Money and resources need to be directed towards supporting women with mental health issues.
Jenny’s story (Oxfordshire)
I suffer from bipolar disorder and was treated with lithium. For five years my husband and I had raised with my psychiatrist the issue of us trying for a family, but she kept failing to find out about what changes to medication would be advisable before conception.
Eventually, my husband did some research and found out about a perinatal psychiatrist in London. The hour we had with her meant such a lot after all those years of the issue of us wanting children being brushed aside. We felt empowered, and following her advice I gradually came off the lithium.
They were wholly unprepared
The following year I conceived but found my CMHT [community mental health team] wholly unprepared for issues that arose during pregnancy and the postpartum period.
Prevention better than cure
Despite our best efforts to minimise me becoming mentally unwell after birth, things still did go wrong.
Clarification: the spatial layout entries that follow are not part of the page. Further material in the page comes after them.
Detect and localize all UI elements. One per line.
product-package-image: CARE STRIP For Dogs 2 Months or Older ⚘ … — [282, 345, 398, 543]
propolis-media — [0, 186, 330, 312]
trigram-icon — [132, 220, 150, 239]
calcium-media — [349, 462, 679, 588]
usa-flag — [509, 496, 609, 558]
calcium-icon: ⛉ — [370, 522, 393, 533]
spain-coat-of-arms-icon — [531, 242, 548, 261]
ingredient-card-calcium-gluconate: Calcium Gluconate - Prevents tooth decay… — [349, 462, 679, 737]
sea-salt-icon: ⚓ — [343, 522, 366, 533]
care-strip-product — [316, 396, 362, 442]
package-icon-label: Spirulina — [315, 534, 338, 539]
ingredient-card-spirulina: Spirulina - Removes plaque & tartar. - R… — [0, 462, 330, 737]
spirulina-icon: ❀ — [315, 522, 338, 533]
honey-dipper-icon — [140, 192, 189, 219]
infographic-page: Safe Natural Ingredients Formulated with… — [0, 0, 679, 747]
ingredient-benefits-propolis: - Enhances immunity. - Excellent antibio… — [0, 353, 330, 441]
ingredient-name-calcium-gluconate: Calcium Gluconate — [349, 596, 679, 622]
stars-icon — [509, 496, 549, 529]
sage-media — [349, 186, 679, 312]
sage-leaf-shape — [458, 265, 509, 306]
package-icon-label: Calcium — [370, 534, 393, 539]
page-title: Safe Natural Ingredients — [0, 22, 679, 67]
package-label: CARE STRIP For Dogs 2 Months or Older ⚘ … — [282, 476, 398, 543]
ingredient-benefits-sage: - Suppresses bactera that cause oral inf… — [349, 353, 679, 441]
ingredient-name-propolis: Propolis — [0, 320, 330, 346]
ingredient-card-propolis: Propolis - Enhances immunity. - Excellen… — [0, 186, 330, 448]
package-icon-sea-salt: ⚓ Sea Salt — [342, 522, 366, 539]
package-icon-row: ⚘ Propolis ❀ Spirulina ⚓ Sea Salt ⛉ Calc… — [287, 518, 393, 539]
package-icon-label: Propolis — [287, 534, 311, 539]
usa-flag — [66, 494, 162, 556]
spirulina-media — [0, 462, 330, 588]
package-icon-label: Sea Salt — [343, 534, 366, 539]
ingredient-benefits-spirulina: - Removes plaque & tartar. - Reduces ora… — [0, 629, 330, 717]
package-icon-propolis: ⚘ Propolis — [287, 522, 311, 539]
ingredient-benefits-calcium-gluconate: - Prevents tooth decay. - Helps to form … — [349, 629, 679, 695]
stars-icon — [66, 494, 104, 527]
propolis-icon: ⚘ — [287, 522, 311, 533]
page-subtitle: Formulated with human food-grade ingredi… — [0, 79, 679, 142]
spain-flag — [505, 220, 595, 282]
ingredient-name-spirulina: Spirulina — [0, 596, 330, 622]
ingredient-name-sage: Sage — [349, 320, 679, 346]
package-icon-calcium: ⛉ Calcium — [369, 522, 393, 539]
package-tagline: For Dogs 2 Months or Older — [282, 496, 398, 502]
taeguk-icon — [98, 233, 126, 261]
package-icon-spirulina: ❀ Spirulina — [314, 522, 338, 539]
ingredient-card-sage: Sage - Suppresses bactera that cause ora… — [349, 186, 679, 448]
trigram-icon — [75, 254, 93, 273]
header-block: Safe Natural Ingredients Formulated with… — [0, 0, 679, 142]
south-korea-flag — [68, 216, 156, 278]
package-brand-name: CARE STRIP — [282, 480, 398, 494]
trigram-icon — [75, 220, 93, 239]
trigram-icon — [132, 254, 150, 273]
I had a difficult delivery and ended up in hospital for a week. This led to me not seeing a psychiatrist for 10 days, even though after five days I developed a very pronounced stress-related speech impediment and wasn’t sleeping.
I strongly believe the care you receive should not be decided by a postcode lottery and that prevention is better than cure. Money and resources need to be directed towards supporting women with mental health issues and their families throughout pregnancy and the first year after birth. I’m sure this would avoid many acute episodes of mental ill health.